Le Journal de Montreal - Weekend
UN GESTE FONDATEUR
Le 24 juin 1969, un an après le tristement célèbre « Lundi de la matraque », le char allégorique transportant la statue de Saint-Jean-Baptiste était renversé lors de ce qui serait, pendant des années, le dernier défilé traditionnel de la Saint-Jean.
J’étais parmi le petit groupe de militants du FLP, dirigé par Andrée Ferretti, qui décapita ainsi le saint patron des Canadiens français, un être docile et soumis qui se laissait tondre la laine sur le dos sans rouspéter. Nous voulions ainsi marquer, en pleine Révolution tranquille, qu’il en était fini de la soumission tranquille, nous voulions d’autres symboles pour nous représenter. Nous étions désormais des Québécois, affranchis de la tutelle de notre passé catholique. Nous n’étions plus nés pour un petit pain.
L’événement s’était produit, si je me souviens bien, dans la partie ouest de la rue Sherbrooke, c’està-dire en territoire anglais, lieu hautement symbolique. En tombant dans la rue, la statue se brisa ; la tête se sépara de son corps, rappelant bien involontairement comment Jean le Baptiste était mort, selon l’évangile.
COUP DE GRÂCE
Geneviève Zubrzycki, professeur de sociologie à l’Université du Michigan, voit dans ce coup de grâce asséné au saint patron, « comme le dernier acte de la constitution d’une nouvelle identité nationale, québécoise et séculière ». Son ouvrage s’inscrit dans la prolongation du débat autour de l’abandon de notre identité canadienne-française et continentale et de notre transition vers une identité territoriale et langagière, le Québec français, initié avec l’ouvrage d’un autre professeur de sociologie, Jacques Beauchemin, et son ouvrage Une démission tranquille.
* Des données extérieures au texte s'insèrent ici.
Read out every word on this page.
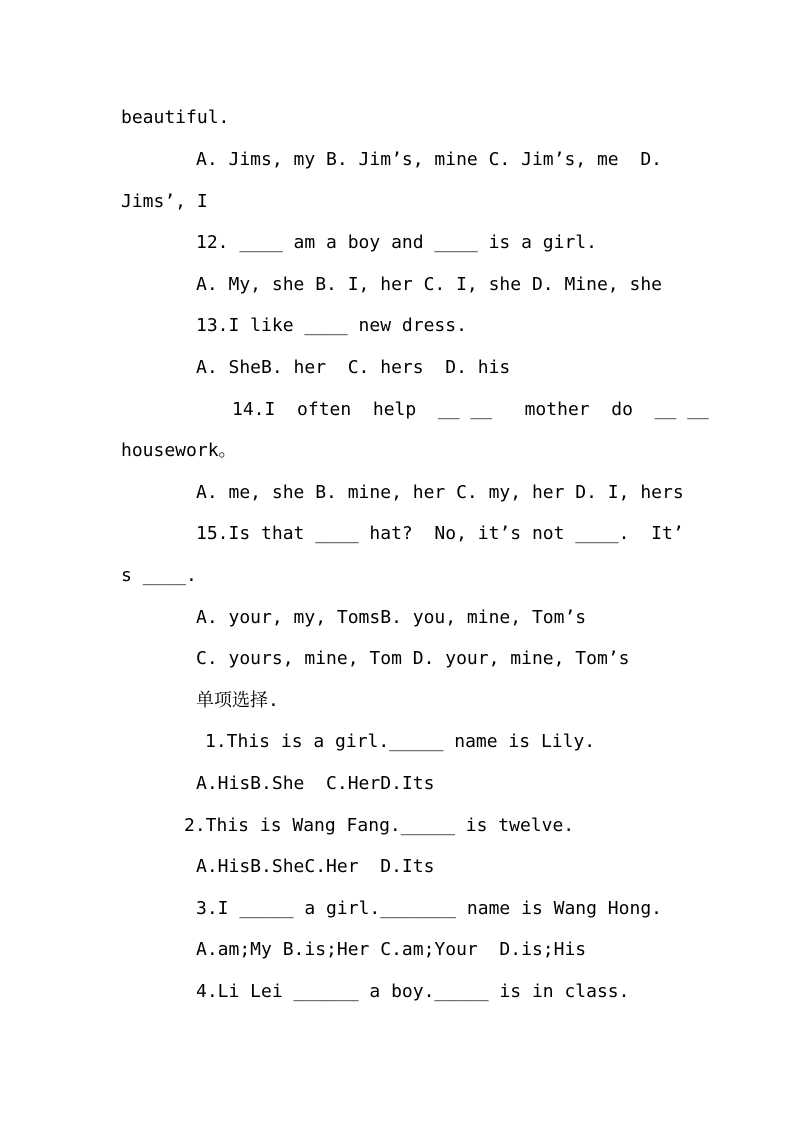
beautiful.

A. Jims, my B. Jim’s, mine C. Jim’s, me  D.

Jims’, I

12. ____ am a boy and ____ is a girl.

A. My, she B. I, her C. I, she D. Mine, she

13.I like ____ new dress.

A. SheB. her  C. hers  D. his

14.I  often  help  __ __   mother  do  __ __

housework。

A. me, she B. mine, her C. my, her D. I, hers

15.Is that ____ hat?  No, it’s not ____.  It’

s ____.

A. your, my, TomsB. you, mine, Tom’s

C. yours, mine, Tom D. your, mine, Tom’s

单项选择.

1.This is a girl._____ name is Lily.

A.HisB.She  C.HerD.Its

2.This is Wang Fang._____ is twelve.

A.HisB.SheC.Her  D.Its

3.I _____ a girl._______ name is Wang Hong.

A.am;My B.is;Her C.am;Your  D.is;His

4.Li Lei ______ a boy._____ is in class.
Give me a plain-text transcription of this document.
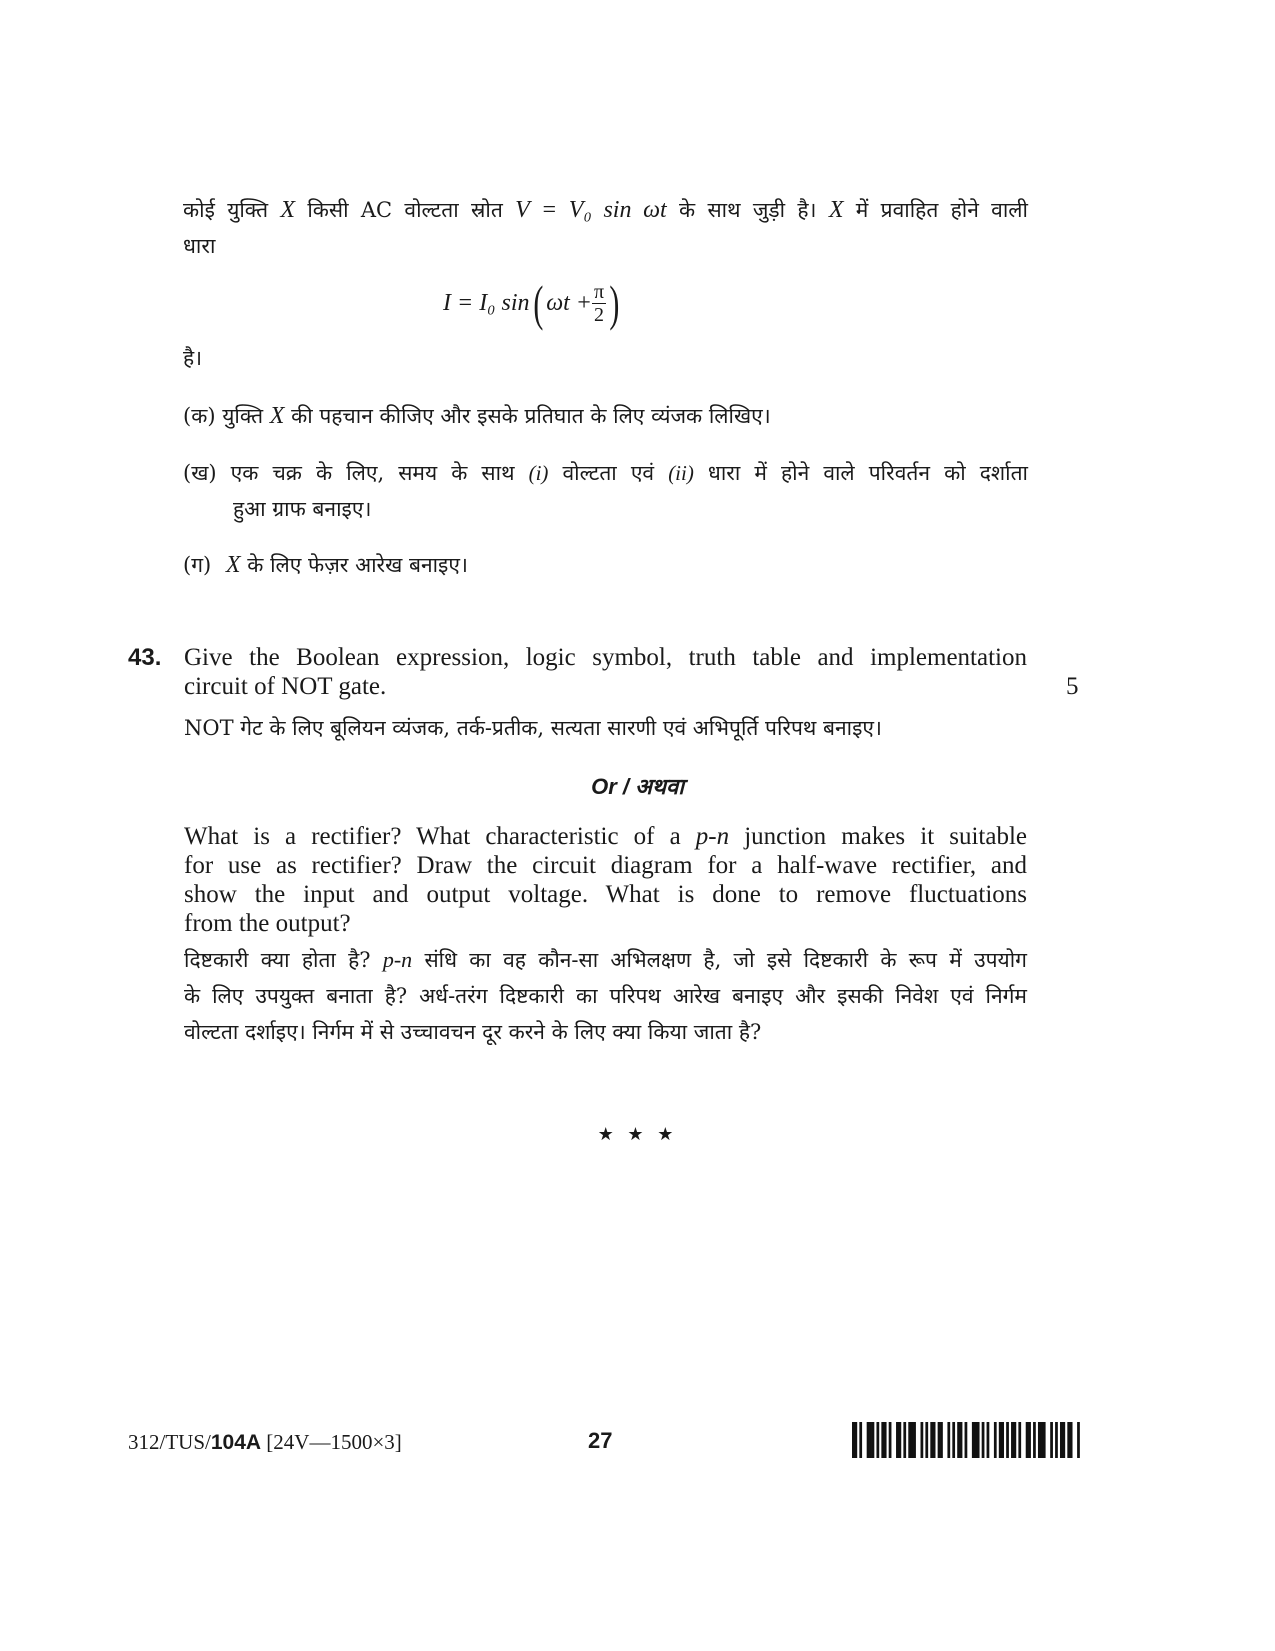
कोई युक्ति X किसी AC वोल्टता स्रोत V = V₀ sin ωt के साथ जुड़ी है। X में प्रवाहित होने वाली
धारा
I = I₀ sin ( $\omega t + \frac{\pi}{2}$ )
है।
(क) युक्ति X की पहचान कीजिए और इसके प्रतिघात के लिए व्यंजक लिखिए।
(ख) एक चक्र के लिए, समय के साथ (i) वोल्टता एवं (ii) धारा में होने वाले परिवर्तन को दर्शाता
हुआ ग्राफ बनाइए।
(ग) X के लिए फेज़र आरेख बनाइए।
43. Give the Boolean expression, logic symbol, truth table and implementation
circuit of NOT gate.	5
NOT गेट के लिए बूलियन व्यंजक, तर्क-प्रतीक, सत्यता सारणी एवं अभिपूर्ति परिपथ बनाइए।
Or / अथवा
What is a rectifier? What characteristic of a p-n junction makes it suitable
for use as rectifier? Draw the circuit diagram for a half-wave rectifier, and
show the input and output voltage. What is done to remove fluctuations
from the output?
दिष्टकारी क्या होता है? p-n संधि का वह कौन-सा अभिलक्षण है, जो इसे दिष्टकारी के रूप में उपयोग
के लिए उपयुक्त बनाता है? अर्ध-तरंग दिष्टकारी का परिपथ आरेख बनाइए और इसकी निवेश एवं निर्गम
वोल्टता दर्शाइए। निर्गम में से उच्चावचन दूर करने के लिए क्या किया जाता है?
★ ★ ★
312/TUS/104A [24V—1500×3]	27
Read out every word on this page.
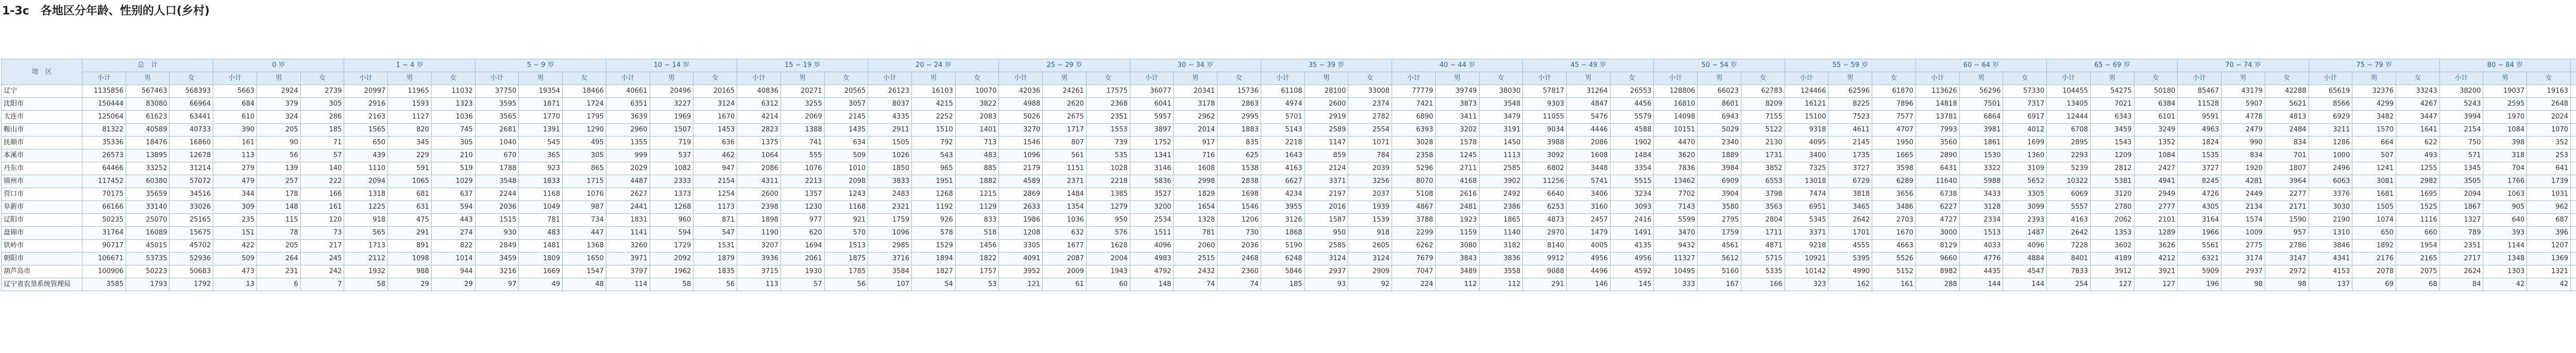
1-3c　各地区分年龄、性别的人口(乡村)
地　区	总　计	0 岁	1 − 4 岁	5 − 9 岁	10 − 14 岁	15 − 19 岁	20 − 24 岁	25 − 29 岁	30 − 34 岁	35 − 39 岁	40 − 44 岁	45 − 49 岁	50 − 54 岁	55 − 59 岁	60 − 64 岁	65 − 69 岁	70 − 74 岁	75 − 79 岁	80 − 84 岁				
小计	男	女	小计	男	女	小计	男	女	小计	男	女	小计	男	女	小计	男	女	小计	男	女	小计	男	女	小计	男	女	小计	男	女	小计	男	女	小计	男	女	小计	男	女	小计	男	女	小计	男	女	小计	男	女	小计	男	女	小计	男	女	小计	男	女												
辽宁	1135856	567463	568393	5663	2924	2739	20997	11965	11032	37750	19354	18466	40661	20496	20165	40836	20271	20565	26123	16103	10070	42036	24261	17575	36077	20341	15736	61108	28100	33008	77779	39749	38030	57817	31264	26553	128806	66023	62783	124466	62596	61870	113626	56296	57330	104455	54275	50180	85467	43179	42288	65619	32376	33243	38200	19037	19163															
沈阳市	150444	83080	66964	684	379	305	2916	1593	1323	3595	1871	1724	6351	3227	3124	6312	3255	3057	8037	4215	3822	4988	2620	2368	6041	3178	2863	4974	2600	2374	7421	3873	3548	9303	4847	4456	16810	8601	8209	16121	8225	7896	14818	7501	7317	13405	7021	6384	11528	5907	5621	8566	4299	4267	5243	2595	2648															
大连市	125064	61623	63441	610	324	286	2163	1127	1036	3565	1770	1795	3639	1969	1670	4214	2069	2145	4335	2252	2083	5026	2675	2351	5957	2962	2995	5701	2919	2782	6890	3411	3479	11055	5476	5579	14098	6943	7155	15100	7523	7577	13781	6864	6917	12444	6343	6101	9591	4778	4813	6929	3482	3447	3994	1970	2024															
鞍山市	81322	40589	40733	390	205	185	1565	820	745	2681	1391	1290	2960	1507	1453	2823	1388	1435	2911	1510	1401	3270	1717	1553	3897	2014	1883	5143	2589	2554	6393	3202	3191	9034	4446	4588	10151	5029	5122	9318	4611	4707	7993	3981	4012	6708	3459	3249	4963	2479	2484	3211	1570	1641	2154	1084	1070															
抚顺市	35336	18476	16860	161	90	71	650	345	305	1040	545	495	1355	719	636	1375	741	634	1505	792	713	1546	807	739	1752	917	835	2218	1147	1071	3028	1578	1450	3988	2086	1902	4470	2340	2130	4095	2145	1950	3560	1861	1699	2895	1543	1352	1824	990	834	1286	664	622	750	398	352															
本溪市	26573	13895	12678	113	56	57	439	229	210	670	365	305	999	537	462	1064	555	509	1026	543	483	1096	561	535	1341	716	625	1643	859	784	2358	1245	1113	3092	1608	1484	3620	1889	1731	3400	1735	1665	2890	1530	1360	2293	1209	1084	1535	834	701	1000	507	493	571	318	253															
丹东市	64466	33252	31214	279	139	140	1110	591	519	1788	923	865	2029	1082	947	2086	1076	1010	1850	965	885	2179	1151	1028	3146	1608	1538	4163	2124	2039	5296	2711	2585	6802	3448	3354	7836	3984	3852	7325	3727	3598	6431	3322	3109	5239	2812	2427	3727	1920	1807	2496	1241	1255	1345	704	641															
锦州市	117452	60380	57072	479	257	222	2094	1065	1029	3548	1833	1715	4487	2333	2154	4311	2213	2098	3833	1951	1882	4589	2371	2218	5836	2998	2838	6627	3371	3256	8070	4168	3902	11256	5741	5515	13462	6909	6553	13018	6729	6289	11640	5988	5652	10322	5381	4941	8245	4281	3964	6063	3081	2982	3505	1766	1739															
营口市	70175	35659	34516	344	178	166	1318	681	637	2244	1168	1076	2627	1373	1254	2600	1357	1243	2483	1268	1215	2869	1484	1385	3527	1829	1698	4234	2197	2037	5108	2616	2492	6640	3406	3234	7702	3904	3798	7474	3818	3656	6738	3433	3305	6069	3120	2949	4726	2449	2277	3376	1681	1695	2094	1063	1031															
阜新市	66166	33140	33026	309	148	161	1225	631	594	2036	1049	987	2441	1268	1173	2398	1230	1168	2321	1192	1129	2633	1354	1279	3200	1654	1546	3955	2016	1939	4867	2481	2386	6253	3160	3093	7143	3580	3563	6951	3465	3486	6227	3128	3099	5557	2780	2777	4305	2134	2171	3030	1505	1525	1867	905	962															
辽阳市	50235	25070	25165	235	115	120	918	475	443	1515	781	734	1831	960	871	1898	977	921	1759	926	833	1986	1036	950	2534	1328	1206	3126	1587	1539	3788	1923	1865	4873	2457	2416	5599	2795	2804	5345	2642	2703	4727	2334	2393	4163	2062	2101	3164	1574	1590	2190	1074	1116	1327	640	687															
盘锦市	31764	16089	15675	151	78	73	565	291	274	930	483	447	1141	594	547	1190	620	570	1096	578	518	1208	632	576	1511	781	730	1868	950	918	2299	1159	1140	2970	1479	1491	3470	1759	1711	3371	1701	1670	3000	1513	1487	2642	1353	1289	1966	1009	957	1310	650	660	789	393	396															
铁岭市	90717	45015	45702	422	205	217	1713	891	822	2849	1481	1368	3260	1729	1531	3207	1694	1513	2985	1529	1456	3305	1677	1628	4096	2060	2036	5190	2585	2605	6262	3080	3182	8140	4005	4135	9432	4561	4871	9218	4555	4663	8129	4033	4096	7228	3602	3626	5561	2775	2786	3846	1892	1954	2351	1144	1207															
朝阳市	106671	53735	52936	509	264	245	2112	1098	1014	3459	1809	1650	3971	2092	1879	3936	2061	1875	3716	1894	1822	4091	2087	2004	4983	2515	2468	6248	3124	3124	7679	3843	3836	9912	4956	4956	11327	5612	5715	10921	5395	5526	9660	4776	4884	8401	4189	4212	6321	3174	3147	4341	2176	2165	2717	1348	1369															
葫芦岛市	100906	50223	50683	473	231	242	1932	988	944	3216	1669	1547	3797	1962	1835	3715	1930	1785	3584	1827	1757	3952	2009	1943	4792	2432	2360	5846	2937	2909	7047	3489	3558	9088	4496	4592	10495	5160	5335	10142	4990	5152	8982	4435	4547	7833	3912	3921	5909	2937	2972	4153	2078	2075	2624	1303	1321															
辽宁省农垦系统管理局	3585	1793	1792	13	6	7	58	29	29	97	49	48	114	58	56	113	57	56	107	54	53	121	61	60	148	74	74	185	93	92	224	112	112	291	146	145	333	167	166	323	162	161	288	144	144	254	127	127	196	98	98	137	69	68	84	42	42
Pour comprendre le débat actuel autour de la question de la laïcité au Québec, dit-elle, il faut savoir d’où nous venons, il faut « prendre en compte la sécularisation de l’identité nationale survenue pendant la Révolution tranquille ». Elle rappelle comment la religion catholique a joué un rôle primordial dans l’identité nationale des Canadiens français, alors que nous étions au milieu d’une mer de protestants anglophones. À partir de la cession de la Nouvelle-France à l’Angleterre, en 1763, l’Église en est venue à assumer « des fonctions normalement dévolues à l’État, dont l’éducation, les soins de santé et les services sociaux ».
POINT DE NON-RETOUR
La mort de Duplessis et la victoire de « l’équipe du tonnerre » de Jean Lesage marquent un point de non-retour vers la modernisation et la sécularisation du Québec. Les vieilles structures craquent de partout. « Le nouveau discours des Canadiens français du Québec emprunte le vocabulaire du mouvement des droits civils, du marxisme et du mouvement de décolonisation », dit-elle, rappelant la publication de la «biographie précoce» de Pierre Vallières, Nègres blancs d’Amérique, la création du RIN, « premier groupe politique indépendantiste québécois », le poème Speak White de Michèle Lalonde, Les Belles-Soeurs de Michel Tremblay et la naissance d’un mouvement féministe revendicateur, avec son mot d’ordre : « Pas de libération des femmes sans Québec libre, pas de Québec libre sans libération des femmes ».
Il faudra attendre 1981 pour retrouver un défilé nouveau genre du 24 juin, désormais Fête nationale des Québécois. En effet, en 1977, moins d’un an après son élection, René Lévesque « sécularise le 24 juin en lui conférant le statut juridique de fête nationale. […] Cette date peut dès lors être considérée comme la fête de tous les Québécois, sans égard à leur appartenance religieuse et à leur origine ethnique ». Que de chemin parcouru en une si brève période, alors que sept ans auparavant, cette fête était réservée aux catholiques canadiens-français d’Amérique ! Preuve que cette fête a perdu son caractère religieux, c’est René Lévesque qui procédera au rituel d’allumage du feu, alors qu’auparavant c’était à l’archevêque qu’incombait cette tâche.